Just because something is routine doesn't mean it's simple. Backups need to be precise -- permissions, ownership, and timestamps all need to be preserved in order for the archive to be useful. Structure is important for ease of recovery, and in turn, the recovery (and backup) process needs to be simple as well.

To that extent, I've always written my own backup scripts, to ensure that I get exactly what I want. Call me paranoid, but I only trust my own software to handle my backups.

If you want to write your own, I highly recommend centering the script around rsync, as it's outrageously flexible and reasonably quick.

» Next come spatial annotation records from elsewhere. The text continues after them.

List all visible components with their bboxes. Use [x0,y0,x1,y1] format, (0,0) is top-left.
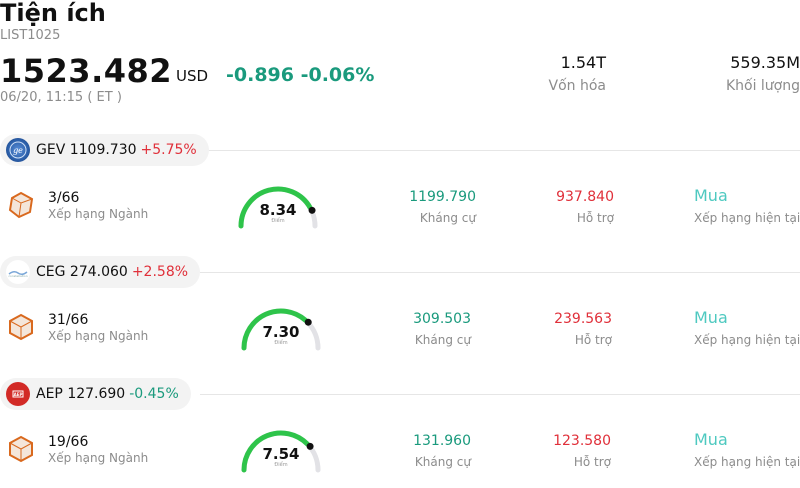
score-label: Điểm [274,340,288,346]
stock-chip-gev[interactable]: ge GEV 1109.730 +5.75% [0,134,209,166]
support-value: 123.580 [553,433,611,449]
support-block: 937.840 Hỗ trợ [556,189,614,225]
stock-chip-aep[interactable]: AEP AEP 127.690 -0.45% [0,378,191,410]
svg-text:constellation: constellation [8,274,27,278]
resistance-block: 1199.790 Kháng cự [409,189,476,225]
score-label: Điểm [274,462,288,468]
rating-label: Xếp hạng hiện tại [694,455,800,469]
stock-ticker-price: CEG 274.060 [36,264,128,280]
price-change: -0.896 -0.06% [226,64,375,86]
support-value: 239.563 [554,311,612,327]
rating-value: Mua [694,308,728,327]
industry-rank: 31/66 [48,312,89,328]
volume-stat: 559.35M Khối lượng [726,53,800,94]
index-price: 1523.482 [0,52,173,90]
score-value: 8.34 [259,201,297,219]
rating-value: Mua [694,430,728,449]
market-cap-label: Vốn hóa [548,78,606,94]
rating-block: Mua Xếp hạng hiện tại [694,186,800,225]
industry-rank-label: Xếp hạng Ngành [48,329,149,343]
stock-section-gev: ge GEV 1109.730 +5.75% 3/66 Xếp hạng Ngà… [0,134,800,256]
score-value: 7.30 [262,323,300,341]
score-gauge [241,308,321,351]
stock-change: +5.75% [140,142,197,158]
score-value: 7.54 [262,445,300,463]
support-label: Hỗ trợ [573,455,611,469]
stock-change: +2.58% [131,264,189,280]
resistance-value: 131.960 [413,433,471,449]
support-label: Hỗ trợ [576,211,614,225]
stock-chip-ceg[interactable]: constellation CEG 274.060 +2.58% [0,256,201,288]
rating-label: Xếp hạng hiện tại [694,333,800,347]
volume-label: Khối lượng [725,78,800,94]
ge-logo-icon: ge [6,138,30,162]
resistance-label: Kháng cự [419,211,476,225]
svg-text:AEP: AEP [14,392,23,397]
list-code: LIST1025 [0,28,61,43]
rating-label: Xếp hạng hiện tại [694,211,800,225]
rating-block: Mua Xếp hạng hiện tại [694,430,800,469]
score-label: Điểm [271,218,285,224]
industry-rank-hex-icon [6,190,36,220]
support-label: Hỗ trợ [574,333,612,347]
support-block: 123.580 Hỗ trợ [553,433,611,469]
aep-logo-icon: AEP [6,382,30,406]
industry-rank: 3/66 [48,190,80,206]
volume-value: 559.35M [730,53,800,72]
stock-change: -0.45% [129,386,179,402]
section-divider [200,394,800,395]
market-cap-stat: 1.54T Vốn hóa [549,53,606,94]
industry-rank-hex-icon [6,434,36,464]
resistance-label: Kháng cự [414,455,471,469]
resistance-block: 309.503 Kháng cự [413,311,471,347]
rating-value: Mua [694,186,728,205]
industry-rank: 19/66 [48,434,89,450]
resistance-value: 309.503 [413,311,471,327]
section-divider [200,150,800,151]
industry-rank-label: Xếp hạng Ngành [48,451,149,465]
constellation-logo-icon: constellation [6,260,30,284]
resistance-label: Kháng cự [414,333,471,347]
svg-text:ge: ge [13,146,23,155]
rating-block: Mua Xếp hạng hiện tại [694,308,800,347]
score-gauge [238,186,318,229]
stock-ticker-price: AEP 127.690 [36,386,126,402]
score-gauge [241,430,321,473]
support-block: 239.563 Hỗ trợ [554,311,612,347]
stock-ticker-price: GEV 1109.730 [36,142,137,158]
industry-rank-hex-icon [6,312,36,342]
currency-label: USD [176,67,209,85]
timestamp: 06/20, 11:15 ( ET ) [0,90,122,105]
support-value: 937.840 [556,189,614,205]
stock-section-aep: AEP AEP 127.690 -0.45% 19/66 Xếp hạng Ng… [0,378,800,488]
stock-section-ceg: constellation CEG 274.060 +2.58% 31/66 X… [0,256,800,378]
industry-rank-label: Xếp hạng Ngành [48,207,149,221]
resistance-value: 1199.790 [409,189,476,205]
resistance-block: 131.960 Kháng cự [413,433,471,469]
section-divider [200,272,800,273]
page-title: Tiện ích [0,0,106,27]
market-cap-value: 1.54T [560,53,606,72]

I'm currently on my 3rd solution (http://github.com/falconindy/SquashFu), which has evolved from a simple rsync wrapper to a full blown Bash program that offers incremental backups and compression (via somewhat exotic methods).

perce
January 31st, 2010, 05:27 AM
If you don't mind the terminal, rsync is efficient and quite easy to use

switch10
January 31st, 2010, 05:27 AM
I used to use back in time. Now I just manually rsync my /home. Using the "restore" button (I think thats what they call it) in back in time failed for me, so I had to restore manually as well.

btedm
January 31st, 2010, 11:59 AM
Thanks everyone for your suggestions. I tried "Back in Time" and it worked well for me. I also restored a few files and it worked well. I restore a few files because of a bad experience with Acronis (in Windows XP) where the backups saved without any error but the files were corrupt when they were restored. When I have more time I will try using rsync or possibly .tar because I see there are many options which are not in Back in Time. Thanks again all.

ElSlunko
January 31st, 2010, 12:08 PM
Yep +1 for back in time. It's saved my butt in many occasions.